[Glavimans, Pieter (2)]
GLAVIMANS (Pieter) (2), Janszoon, geb. te Rotterdam in 1755, overl. aldaar 24 Sept. 1820, was de zoon van den broeder van den voorgaande. Hij was als scheepsbouwkundige verbonden aan de scheepswerf van de Oost-Indische compagnie te Rotterdam.
Bij de overneming van die werf in 1798 door de Bataafsche republiek verkreeg hij den titel scheepsbouwmeester op 's lands werf te Rotterdam. Tot zijn overlijden bleef hij aan die werf verbonden.
Hij schreef: Verhandeling over het nut van drooge dokken in Nieuwe Verhandelingen van het Bataafsch genootschap, 1e deel, 1798. Ook werd hij met zilver bekroond voor een antwoord op de bij den vorige vermelde prijsvraag van dat genootschap; in hetzelfde deel als het antwoord van zijn oom komt dit voor op blz. 255.
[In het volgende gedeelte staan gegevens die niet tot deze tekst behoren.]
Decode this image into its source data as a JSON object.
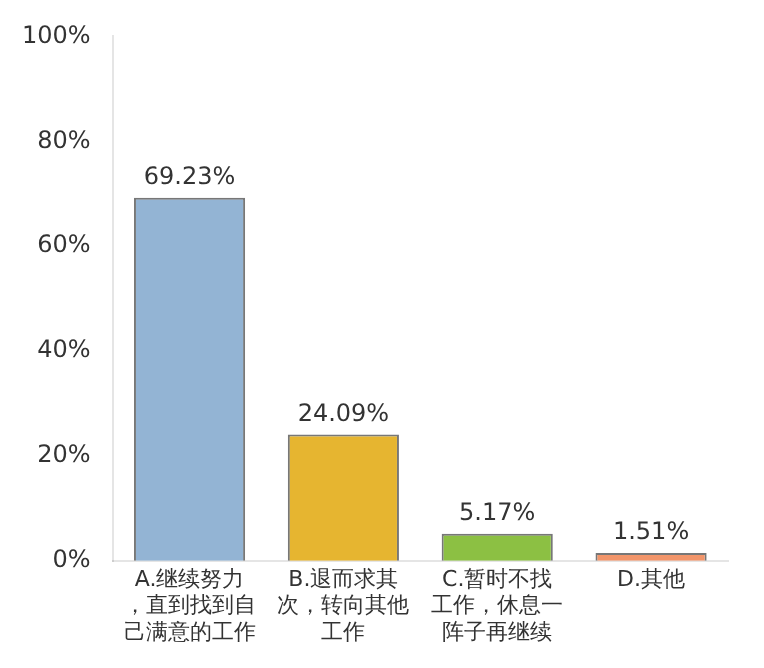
{
  "chart_data": {
    "type": "bar",
    "categories": [
      "A.继续努力，直到找到自己满意的工作",
      "B.退而求其次，转向其他工作",
      "C.暂时不找工作，休息一阵子再继续",
      "D.其他"
    ],
    "values": [
      69.23,
      24.09,
      5.17,
      1.51
    ],
    "colors": [
      "#93b4d4",
      "#e6b530",
      "#8cc043",
      "#f2956a"
    ],
    "value_labels": [
      "69.23%",
      "24.09%",
      "5.17%",
      "1.51%"
    ],
    "ylim": [
      0,
      100
    ],
    "yticks": [
      {
        "value": 0,
        "label": "0%"
      },
      {
        "value": 20,
        "label": "20%"
      },
      {
        "value": 40,
        "label": "40%"
      },
      {
        "value": 60,
        "label": "60%"
      },
      {
        "value": 80,
        "label": "80%"
      },
      {
        "value": 100,
        "label": "100%"
      }
    ],
    "grid": false
  }
}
In 1799 ontwierp hij met den waterbouwkundige J. Blanken Jz. (I, kol. 357) en den wiskunstenaar J. Florijn een ‘kunstklip’, een groot gevaarte, bestemd tot verdediging van het Texelsche zeegat en om daarop vijandelijke schepen te doen stranden. Het bleek bij uitvoering eene mislukking te zijn.
In 1803 werden onder zijn toezicht kanonneerbooten gebouwd, bestemd om met de fransche vloot in Engeland te landen. Gelijk bekend is deze landing achterwege gebleven.